CLERK: It looks partially eaten.
ME: It’s still in…
CLERK: Don’t
ME: …mint condition.
*Husband buys me flowers*
Me: Aw sweet, but don’t waste money on things that are going to die.
Him: But you keep buying the cat food.
A reporter is just a porter who forgot to get all the bags the first time
Found a USB that can be plugged both ways. Now I miss going wrong.
*pushes you to the couch and latches on*
I’m a koala, and you’re my eucalyptus tree.
*pretends to eat your hair*
good cop: don’t make me get the bad cop in here
bad cop: [pulling on the push door] almost got it
good cop: god he is so bad at everything
Bread:
-Good
-Tasty
-Has not yelled at me
-Is bread
-Can be eaten
-Might sing (unconfirmed)
-Only contains more bread within (confirmed)
-Does not treat me differently just because I am not bread
-Has never attacked me
-Is not something bad like falling over or never eating bread
When my cat has an accident on the carpet, he hides to escape responsibility. It’s a, “shit and run”.
I was on a date and my credit card got declined. Her credit card got declined too. Then I knew I was in love.

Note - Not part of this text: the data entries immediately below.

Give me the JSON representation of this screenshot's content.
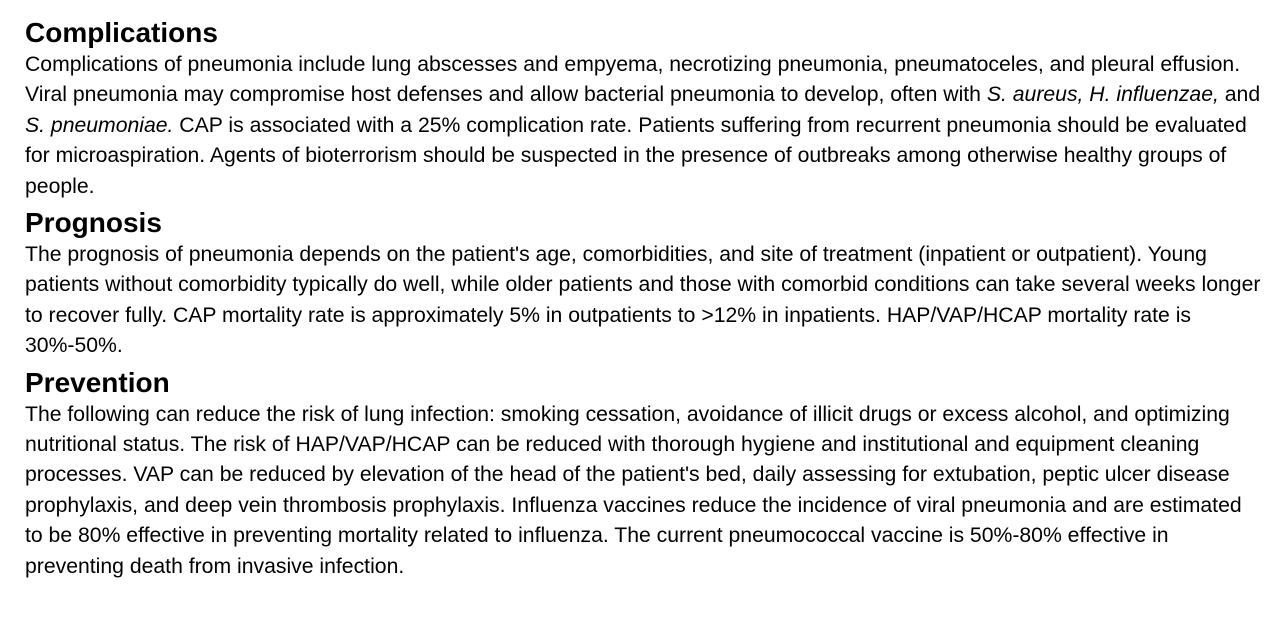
{
  "sections": [
    {
      "heading": "Complications",
      "runs": [
        {
          "text": "Complications of pneumonia include lung abscesses and empyema, necrotizing pneumonia, pneumatoceles, and pleural effusion. Viral pneumonia may compromise host defenses and allow bacterial pneumonia to develop, often with ",
          "italic": false
        },
        {
          "text": "S. aureus, H. influenzae,",
          "italic": true
        },
        {
          "text": " and ",
          "italic": false
        },
        {
          "text": "S. pneumoniae.",
          "italic": true
        },
        {
          "text": " CAP is associated with a 25% complication rate. Patients suffering from recurrent pneumonia should be evaluated for microaspiration. Agents of bioterrorism should be suspected in the presence of outbreaks among otherwise healthy groups of people.",
          "italic": false
        }
      ]
    },
    {
      "heading": "Prognosis",
      "runs": [
        {
          "text": "The prognosis of pneumonia depends on the patient's age, comorbidities, and site of treatment (inpatient or outpatient). Young patients without comorbidity typically do well, while older patients and those with comorbid conditions can take several weeks longer to recover fully. CAP mortality rate is approximately 5% in outpatients to >12% in inpatients. HAP/VAP/HCAP mortality rate is 30%-50%.",
          "italic": false
        }
      ]
    },
    {
      "heading": "Prevention",
      "runs": [
        {
          "text": "The following can reduce the risk of lung infection: smoking cessation, avoidance of illicit drugs or excess alcohol, and optimizing nutritional status. The risk of HAP/VAP/HCAP can be reduced with thorough hygiene and institutional and equipment cleaning processes. VAP can be reduced by elevation of the head of the patient's bed, daily assessing for extubation, peptic ulcer disease prophylaxis, and deep vein thrombosis prophylaxis. Influenza vaccines reduce the incidence of viral pneumonia and are estimated to be 80% effective in preventing mortality related to influenza. The current pneumococcal vaccine is 50%-80% effective in preventing death from invasive infection.",
          "italic": false
        }
      ]
    }
  ]
}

Pringles, it’s time to widen the can. Your target demographic isn’t thin-wristed.
Had I been Jesus, being invited to “The Last Supper” would’ve raised a few red flags.

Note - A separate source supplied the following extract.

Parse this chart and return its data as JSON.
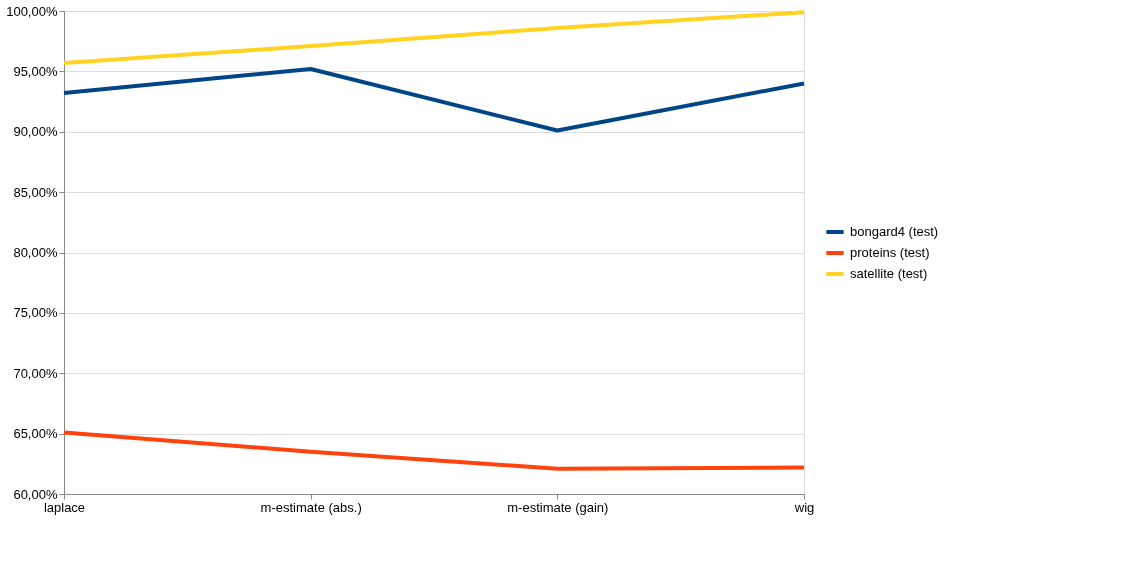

COP: Do u know why I pulled u over?
ME: *looks at the penguin in my passenger seat* God damnit Ralph I told u to put ur seatbelt on.
When you did see a few red flags but you’re sure you can change him
A good thing to say to someone who is overindulging at a Chinese restaurant is “hey buddy, it’s called dim sum, not dim all.”
[job interview]
“So where do you see yourself in 5 years?”

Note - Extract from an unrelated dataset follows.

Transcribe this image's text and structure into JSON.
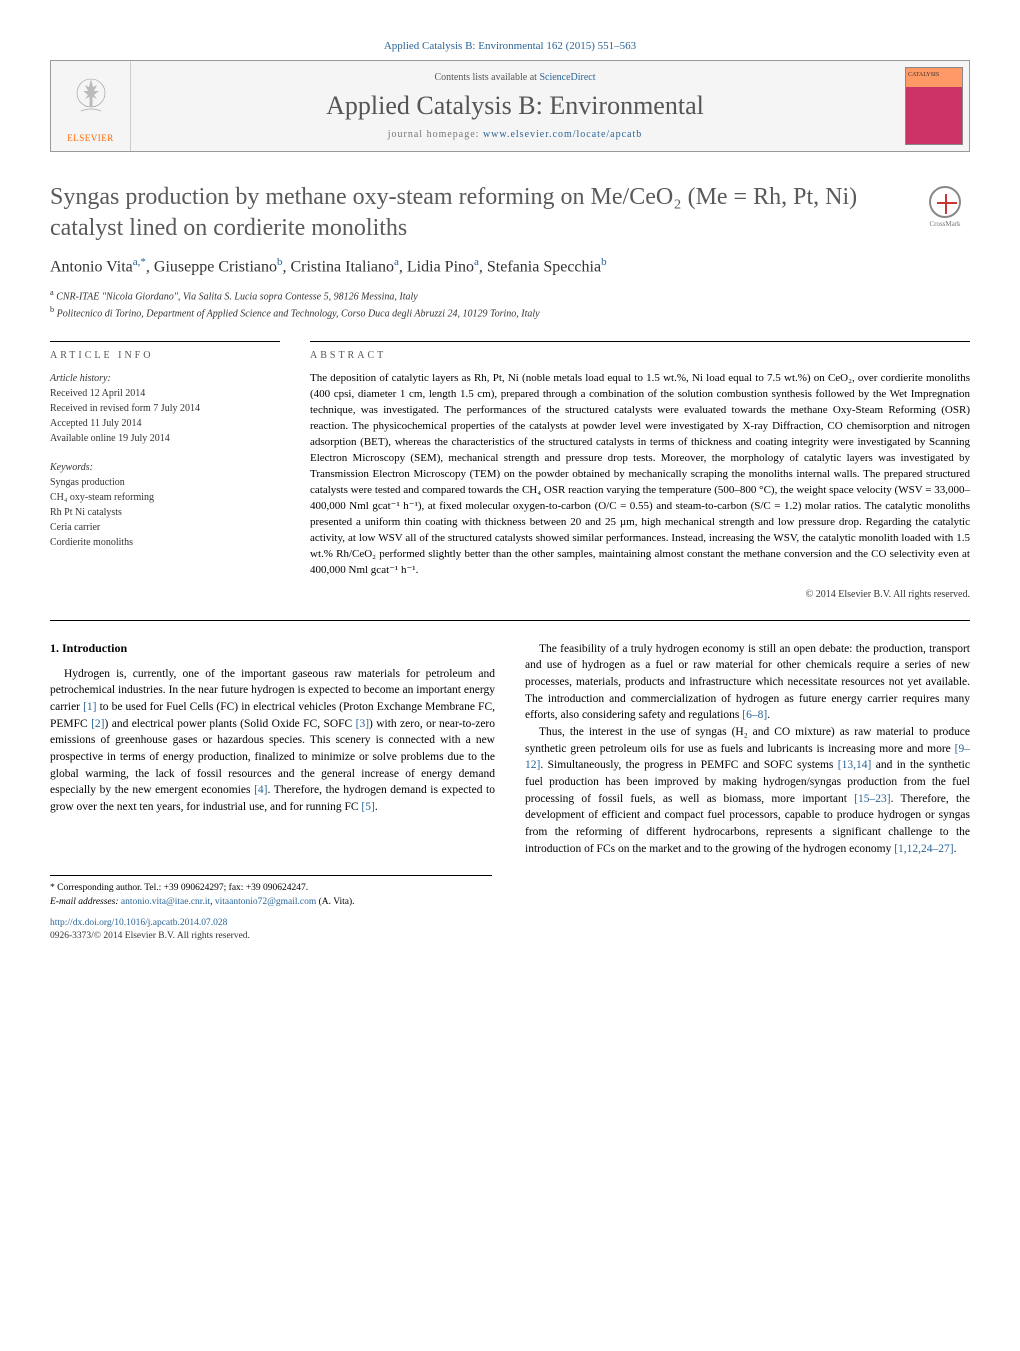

Getting asked this question somewhere else
“Pull over! Get out of the car slowly and let me see your shoes!” – fashion police
No sweetie, you can’t have your giant chocolate bunny for breakfast, that’s not healthy and also mommy ate it for dinner last night.
Me: [buckling 3yo into car seat] You can’t have a popsicle in the car. You’ll get messy and sticky.
3yo: *ear-shattering screams*
Me: Good point. How many do you want?
Daniel LaRusso: oh man I get it, muscle memory! So the painting was teaching me-
Mr Miyagi: *smug nod* karate
Daniel: sanding the deck was-
Miyagi: karate
Daniel: and collecting your dry cleaning was-
Miyagi: anyway let’s move on
[interrogation]
COP: So you play the tuba do ya?
“No, the violin”
COP: Treble maker eh?
Whenever I get sick, I get my immune system drunk so it will fight anything.
Ok you know that Australian speed skater who won gold because he was in last place but everyone in front of him got into a crash and he won? I think that might be tumblr
Only 1490’s kids will remember this
*sails from Europe and destroys an indigenous population*
Do you have FB?
No
Do you have Twitter?
No
Instagram?
No
What do you have?
A life.
…
…
Can I have it?
No. I need it to play Candy Crush.
I took my kids’ screens away so we could spend some quality time together and it turns out they are really terrible to be around
I had to make an important phone call and now I know my 9-year-old can yodel.
The jerk store called? But, that jerk store burned down ten years ago… on this very night
[first day as a torturer]
Me: *throws stack of bills on the table* now call your doctors and the insurance company back and forth until you figure out what you need to pay.
Captive: *crying* I’m ready to talk.
Relationship status: my last pickpocket had really gentle hands.